Primitive Christianity Revived, Again
The blog post that was sharing around today by Johan Maurer touched me on a deep level.
One of my personal tenants of my faith has been to "die unto yourself everyday". Which I interpret to mean that every morning I must rise out of bed being humbled and needing to be aware of how much I don't know about how much I do not know. In my marriage, my mothering, my faith, and the world around me.
My frustration on my path in Quakerism is this struggle to accept that the current Quaker think ( At least in PYM) is that "We are the best. We have all the answers and everyone else is uneducated in the truth. Might it be that there is still a large group of people who DO NOT think this way and would rather see our meetings open to the idea that we are worse off now in our understanding of our direction than we have ever been.
Today a Clerk of a committee reached out to me to help promote their project. I KNOW that the current way it is being presented is divisive, uninformed, pretentious and just plain exclusionary, but that isn't what they want. They want me to be a "yes man" So I am lost. I am lost to figuring out what to do. I want to help. But actually help them. Not just work their ideas how they want because "They know they are right" On the other hand I want to feel "worthy" enough to be included.
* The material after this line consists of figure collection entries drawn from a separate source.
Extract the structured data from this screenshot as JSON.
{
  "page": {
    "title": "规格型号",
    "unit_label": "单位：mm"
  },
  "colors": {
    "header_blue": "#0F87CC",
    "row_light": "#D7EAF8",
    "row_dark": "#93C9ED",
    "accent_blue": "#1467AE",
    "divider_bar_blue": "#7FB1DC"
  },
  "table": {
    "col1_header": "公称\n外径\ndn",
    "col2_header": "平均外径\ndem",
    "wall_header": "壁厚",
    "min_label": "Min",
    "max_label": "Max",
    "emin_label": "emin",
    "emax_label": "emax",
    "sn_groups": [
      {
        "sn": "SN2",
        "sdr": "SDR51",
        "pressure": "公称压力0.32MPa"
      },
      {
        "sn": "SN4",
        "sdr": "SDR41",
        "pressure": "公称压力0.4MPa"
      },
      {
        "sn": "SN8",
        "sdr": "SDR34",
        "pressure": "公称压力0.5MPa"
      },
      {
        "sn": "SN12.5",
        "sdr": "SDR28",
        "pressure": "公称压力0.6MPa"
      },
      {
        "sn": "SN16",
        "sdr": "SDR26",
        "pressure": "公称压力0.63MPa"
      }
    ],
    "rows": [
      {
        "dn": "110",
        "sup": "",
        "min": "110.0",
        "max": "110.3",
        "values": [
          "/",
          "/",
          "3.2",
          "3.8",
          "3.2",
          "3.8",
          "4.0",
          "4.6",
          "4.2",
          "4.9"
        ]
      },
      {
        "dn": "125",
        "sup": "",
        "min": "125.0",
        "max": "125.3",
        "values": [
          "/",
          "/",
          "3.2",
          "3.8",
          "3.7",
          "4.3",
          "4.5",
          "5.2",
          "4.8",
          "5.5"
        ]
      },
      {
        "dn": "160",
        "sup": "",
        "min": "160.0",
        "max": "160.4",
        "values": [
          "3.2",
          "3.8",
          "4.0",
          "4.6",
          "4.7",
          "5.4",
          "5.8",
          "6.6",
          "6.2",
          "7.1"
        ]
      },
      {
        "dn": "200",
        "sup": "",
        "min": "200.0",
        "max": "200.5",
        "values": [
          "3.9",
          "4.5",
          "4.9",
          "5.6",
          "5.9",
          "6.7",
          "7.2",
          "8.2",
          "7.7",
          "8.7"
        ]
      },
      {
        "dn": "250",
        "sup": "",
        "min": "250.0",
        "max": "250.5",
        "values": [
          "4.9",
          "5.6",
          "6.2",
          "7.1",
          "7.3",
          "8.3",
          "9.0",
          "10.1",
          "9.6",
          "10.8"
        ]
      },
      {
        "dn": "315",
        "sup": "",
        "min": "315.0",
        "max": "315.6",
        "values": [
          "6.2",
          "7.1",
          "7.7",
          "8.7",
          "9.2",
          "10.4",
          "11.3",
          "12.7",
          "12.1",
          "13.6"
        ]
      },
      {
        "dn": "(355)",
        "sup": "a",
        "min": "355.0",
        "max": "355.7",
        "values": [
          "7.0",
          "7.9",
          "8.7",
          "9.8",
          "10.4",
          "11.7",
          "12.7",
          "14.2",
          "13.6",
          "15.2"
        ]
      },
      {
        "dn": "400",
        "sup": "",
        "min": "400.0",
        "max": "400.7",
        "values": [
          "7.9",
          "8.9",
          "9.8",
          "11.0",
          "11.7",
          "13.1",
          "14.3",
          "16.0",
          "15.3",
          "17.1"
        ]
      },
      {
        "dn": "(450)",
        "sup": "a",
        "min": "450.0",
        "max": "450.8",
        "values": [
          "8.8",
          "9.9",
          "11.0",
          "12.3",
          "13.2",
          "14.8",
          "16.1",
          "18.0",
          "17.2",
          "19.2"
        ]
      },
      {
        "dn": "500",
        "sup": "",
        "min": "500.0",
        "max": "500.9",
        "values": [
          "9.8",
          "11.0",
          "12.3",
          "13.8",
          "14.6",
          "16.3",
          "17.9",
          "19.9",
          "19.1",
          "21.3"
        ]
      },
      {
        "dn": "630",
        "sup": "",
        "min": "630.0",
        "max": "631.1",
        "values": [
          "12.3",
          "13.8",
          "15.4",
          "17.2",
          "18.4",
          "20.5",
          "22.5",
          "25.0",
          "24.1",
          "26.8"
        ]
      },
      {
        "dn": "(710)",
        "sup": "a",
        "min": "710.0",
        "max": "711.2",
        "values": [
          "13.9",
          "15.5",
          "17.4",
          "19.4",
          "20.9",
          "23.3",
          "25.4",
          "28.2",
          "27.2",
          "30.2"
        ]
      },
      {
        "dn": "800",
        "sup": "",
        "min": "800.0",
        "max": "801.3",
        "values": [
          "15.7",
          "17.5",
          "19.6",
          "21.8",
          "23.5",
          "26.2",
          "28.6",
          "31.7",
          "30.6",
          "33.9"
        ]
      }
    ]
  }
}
That doesn't sit right with me.
Quakers DO have a well deserved reputation for moving in the right direction BUT I am very worried they are landing right in the middle of Idolism. It is one thing to take on the mantle of the work done by those that have come before. But it is entirely another to assume that we now hold all of the "correct" and "true" knowledge. Pride goes before a fall. We all best spend some time thinking of that before it is too late.
Quakers MUST take on an influx of new people and ideas if they have any hope of survival.
So first I would ask all of my fellow Quakers to hold me in the light and ask for God to speak to my condition and guide me.
Secondly I am interested to hear others tell their own stories about when Quakerism had collided with your own messages from God and what steps you took to reconcile that. I am open to all of it. And I have faith that someone will speak through God to me.
I see Quakers collectively as mostly bumbling, well-intentioned, but somewhat clueless.
What hardens a Friend in a good way, in the sense of developing discipline, is to wear that Quaker badge (which raises expectations) and then take on real challenges in collusion (I use the word advisedly) with non-Quakers.
Given we're a small and esoteric sect (I'm proud of that, no change needed), it's our networking with non-Quakers that defines us and our future.
AFSC has been one vehicle for that hardening but certainly not the only one. WILPF and PSR come to mind, as organizations wherein our Quaker household overlaps these others.